09/07/2004 (modifier)
Par le poulpe
Note: 3/5
Couverture de la série Agent secret X-9
Agent secret X-9

Ce très beau volume (tranche noire, format presque carré et couverture jaune très graphique, type art-déco) rassemble les quatre épisodes nés de la collaboration Raymond-Hammett, à raison d’une saynète par page, recréant le rythme de lecture d’origine. Même si l’histoire est de facture classique, voir désuète, les dialogues de Hammett suffisent à l’intérêt de l’ensemble.
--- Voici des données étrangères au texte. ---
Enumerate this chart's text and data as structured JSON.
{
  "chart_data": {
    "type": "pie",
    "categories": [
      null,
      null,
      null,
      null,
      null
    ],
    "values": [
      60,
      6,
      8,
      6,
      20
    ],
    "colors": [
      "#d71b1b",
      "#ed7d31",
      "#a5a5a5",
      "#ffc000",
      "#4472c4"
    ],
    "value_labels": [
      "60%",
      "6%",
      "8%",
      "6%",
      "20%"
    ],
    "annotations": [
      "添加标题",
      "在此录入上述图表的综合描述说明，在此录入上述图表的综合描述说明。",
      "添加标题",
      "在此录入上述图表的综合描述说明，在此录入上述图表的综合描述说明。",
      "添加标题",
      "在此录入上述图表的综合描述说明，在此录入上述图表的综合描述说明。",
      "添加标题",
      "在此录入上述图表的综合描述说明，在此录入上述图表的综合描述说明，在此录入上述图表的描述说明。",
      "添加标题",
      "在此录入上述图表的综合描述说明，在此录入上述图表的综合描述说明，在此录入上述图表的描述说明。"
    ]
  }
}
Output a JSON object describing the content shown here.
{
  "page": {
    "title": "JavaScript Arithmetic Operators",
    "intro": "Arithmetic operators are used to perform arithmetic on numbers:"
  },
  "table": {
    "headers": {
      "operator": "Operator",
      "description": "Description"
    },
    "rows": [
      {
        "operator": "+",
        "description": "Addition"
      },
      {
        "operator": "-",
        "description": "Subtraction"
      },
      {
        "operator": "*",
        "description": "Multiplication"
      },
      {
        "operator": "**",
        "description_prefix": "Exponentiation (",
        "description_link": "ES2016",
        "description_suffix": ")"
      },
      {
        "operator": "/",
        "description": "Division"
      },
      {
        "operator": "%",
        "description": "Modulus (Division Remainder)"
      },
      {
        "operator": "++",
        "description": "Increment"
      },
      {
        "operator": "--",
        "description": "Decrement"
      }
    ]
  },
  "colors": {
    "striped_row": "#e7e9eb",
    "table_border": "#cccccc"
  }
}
Honnêtement, le noir & blanc a favorisé le vieillissement de cette BD, contrairement à Flash Gordon (Guy l'éclair) du même dessinateur.

09/07/2004 (modifier)
Par fredrik
Note: 3/5
Couverture de la série Kookaburra Universe
Kookaburra Universe

J’avais pas mal d’a priori avant de commencer cette BD. Moi, les histoires parallèles pour faire du volume ne m’enchantent pas trop. Mais là je dois me raviser ! Le premier tome est, certes, fort bien dessiné, bien que différent du dessin de Crisse, il n’était donc pas évident de reprendre le flambeau. Cependant, le scénario ne pouvait pas être à la hauteur de la série principale, comment ne pas être un peu déçu, surtout étant donné la date de parution du dernier "Kookaburra" (oui, j’ai découvert cette BD en 2001, donc la série principale était en stand-by). De plus, on ne reconnaît pas vraiment notre cher sniper plein d’humour et tellement indépendant. Mais là, je dois avouer que les tomes 2 et 3 sont excellents. Un dessin très propre et vraiment soigné et surtout un scénario génial. On est scotché à sa BD, captivé par ce duel fraternel impitoyable. De plus, les deux tomes sont graphiquement très réussis et ne font qu’augmenter le plaisir de lire ces BD. Par contre, on devient impatient de lire la suite, donc messieurs les auteur, dessinateur et coloriste …… VITE !

09/07/2004 (modifier)
Par ArzaK
Note: 3/5
Couverture de la série Escondida
Escondida

Bess en solo, c’est quelque chose ! Déjà j’avais adoré "Leela et Krishna", ici, même si on est juste un petit peu en dessous, c’est tout de même une très chouette bd. J’ai trouvé l’histoire sur les montons un chouïa trop longue. 40 planches pour ça, c’était un peu beaucoup. Mais c’est à lire ! Le dessin de Bess est, comme d’habitude, d’une superbe souplesse. J’ai adoré son cours de dessin mystique de la fin de l’album, quel délire ! Je vous assure, Bess en solo, c’est quelque chose, je sais, je me répète.